Max Frohlich and Ryan Mills from Knight Frank managed the sale to Adelaide-based property syndicate Harmony Property Investments, on behalf of Trilogy Industrial Property Trust.
“Only eight industrial properties have sold for more than $10 million this year to date in Adelaide, with this sale being the ninth and the first sale this quarter so far,” said Frohlich.
Originally developed in 2018 by Frasers Property Australia in a joint venture with CIP Constructions, the asset sold at an initial yield of 5.76% and market yield of 6.01%.
“High-quality industrial properties that are well-located and leased to strong tenants with secure income are arguably the most sought-after asset class in the current market,” added Frohlich.

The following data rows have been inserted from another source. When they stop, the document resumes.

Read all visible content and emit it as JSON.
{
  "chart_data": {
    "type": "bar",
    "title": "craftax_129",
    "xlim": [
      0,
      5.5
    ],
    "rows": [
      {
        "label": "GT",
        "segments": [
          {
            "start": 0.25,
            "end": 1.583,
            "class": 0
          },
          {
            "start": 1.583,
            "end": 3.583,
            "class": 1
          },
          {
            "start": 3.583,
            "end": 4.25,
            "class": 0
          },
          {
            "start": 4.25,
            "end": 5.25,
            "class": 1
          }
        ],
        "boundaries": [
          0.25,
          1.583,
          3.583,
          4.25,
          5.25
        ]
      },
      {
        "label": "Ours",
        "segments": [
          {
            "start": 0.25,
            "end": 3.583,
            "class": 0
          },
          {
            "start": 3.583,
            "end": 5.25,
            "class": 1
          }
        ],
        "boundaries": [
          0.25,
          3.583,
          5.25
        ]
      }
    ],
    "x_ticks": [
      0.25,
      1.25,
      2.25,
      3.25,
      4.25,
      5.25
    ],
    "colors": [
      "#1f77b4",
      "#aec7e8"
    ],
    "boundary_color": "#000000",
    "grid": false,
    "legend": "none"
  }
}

“The Gillman industrial facility is in a strategic location in one of Adelaide’s premier industrial precincts, with access to major heavy vehicle transport links, the Port of Adelaide and Flinders Ports international container shipping terminal located at Outer Harbour.”
The property includes an ESFR sprinkler systems, a 10-metre-high springing clearance warehouse, an office for each tenancy, cantilevered awnings on the northern side of the warehouse, on-site car parking for 43 vehicles to the southern side of the warehouse, loading docks and fully fenced hardstand areas.
“While the industrial occupier market has experienced the lion’s share of rental growth and transaction volumes have slowed nationally, it is clear industrial is still a preferred sector with several active mandates looking to place capital in our state,” said Mills.
“Now that a new benchmark has been set, and with several other deals at play, we are confident transaction activity will increase for the remainder of the fourth quarter.”
Harmony Property Investments acquired the property as a strategic addition to its Harmony Canning Vale Fund.
“With its strategic location, modern specifications, and rental growth potential, the property is well- positioned for capital appreciation,” said Tom Isaksson, head of Harmony Property’s Investments Team.
“It is also fully leased, providing solid income, and we consider there is some positive rental reversion which can be unlocked when the current leases are renewed due to the current low industrial vacancy rate of less than 2%.”
“Another drawcard for the investment was that no stamp duty is payable on acquisitions in South Australia, making purchase yields in this state more favourable compared to those in other Australian states.”